September 19: Tour de I’île de Groix
For the grand final, the teams will sail around the picturesque Ile de Groix off Lorient. During this last race, the skippers can showcase their inshore racing skills and their ability to get their best out of their boats when in close proximity to their rivals on a short course.
Le Défi Azimut is part of the IMOCA Globe Series, a multi-event circuit of prestigious yacht races including the solo Vendée Globe and Route de Rhum, the fully-crewed Ocean Race, and the double-handed Transat Jacques Vabre. All the teams signed up for the event will start the Transat Jacques Vabre (TJV) in November this year, leaving from Le Havre, France to the French Caribbean Island of Martinique.
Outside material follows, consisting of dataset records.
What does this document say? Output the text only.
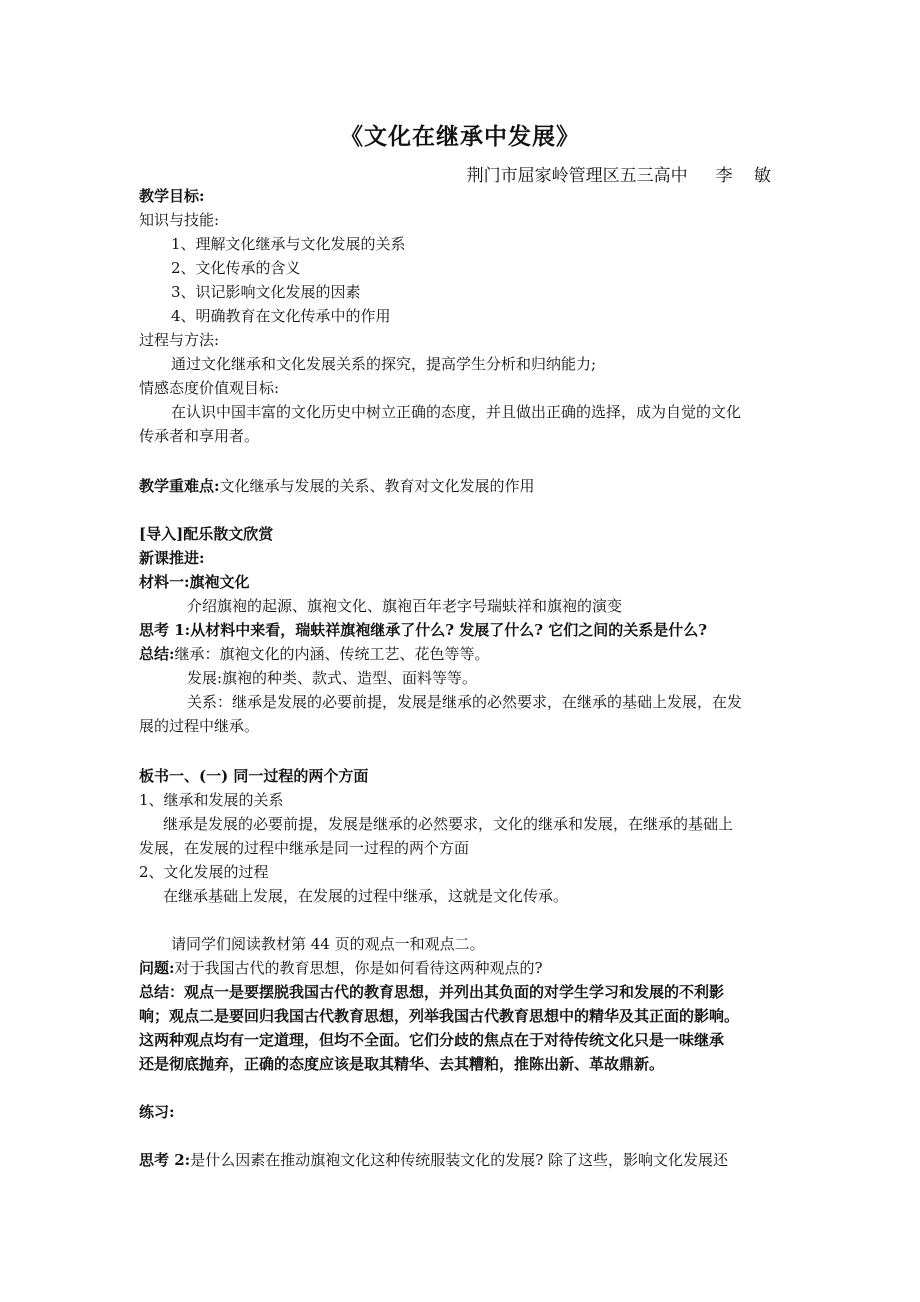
《文化在继承中发展》
荆门市屈家岭管理区五三高中 李 敏
教学目标:
知识与技能:
1、理解文化继承与文化发展的关系
2、文化传承的含义
3、识记影响文化发展的因素
4、明确教育在文化传承中的作用
过程与方法:
通过文化继承和文化发展关系的探究，提高学生分析和归纳能力;
情感态度价值观目标:
在认识中国丰富的文化历史中树立正确的态度，并且做出正确的选择，成为自觉的文化
传承者和享用者。
教学重难点:文化继承与发展的关系、教育对文化发展的作用
[导入]配乐散文欣赏
新课推进:
材料一:旗袍文化
介绍旗袍的起源、旗袍文化、旗袍百年老字号瑞蚨祥和旗袍的演变
思考 1:从材料中来看，瑞蚨祥旗袍继承了什么? 发展了什么? 它们之间的关系是什么?
总结:继承：旗袍文化的内涵、传统工艺、花色等等。
发展:旗袍的种类、款式、造型、面料等等。
关系：继承是发展的必要前提，发展是继承的必然要求，在继承的基础上发展，在发
展的过程中继承。
板书一、(一) 同一过程的两个方面
1、继承和发展的关系
继承是发展的必要前提，发展是继承的必然要求，文化的继承和发展，在继承的基础上
发展，在发展的过程中继承是同一过程的两个方面
2、文化发展的过程
在继承基础上发展，在发展的过程中继承，这就是文化传承。
请同学们阅读教材第 44 页的观点一和观点二。
问题:对于我国古代的教育思想，你是如何看待这两种观点的?
总结：观点一是要摆脱我国古代的教育思想，并列出其负面的对学生学习和发展的不利影
响；观点二是要回归我国古代教育思想，列举我国古代教育思想中的精华及其正面的影响。
这两种观点均有一定道理，但均不全面。它们分歧的焦点在于对待传统文化只是一味继承
还是彻底抛弃，正确的态度应该是取其精华、去其糟粕，推陈出新、革故鼎新。
练习:
思考 2:是什么因素在推动旗袍文化这种传统服装文化的发展? 除了这些，影响文化发展还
Simon Fisher, currently leading the IMOCA Globe Series alongside co-skipper Justine Mettraux, is looking forward to getting started: “All these events are new to me, so I am really excited,” he said.
“The transition into double-handed sailing with Justine has been great, and we look forward to building up our level of competitiveness over the next few weeks leading up to the TJV. We have probably both surprised each other with how smooth everything goes between the two of us onboard. We really work well together as a team, and it feels great!”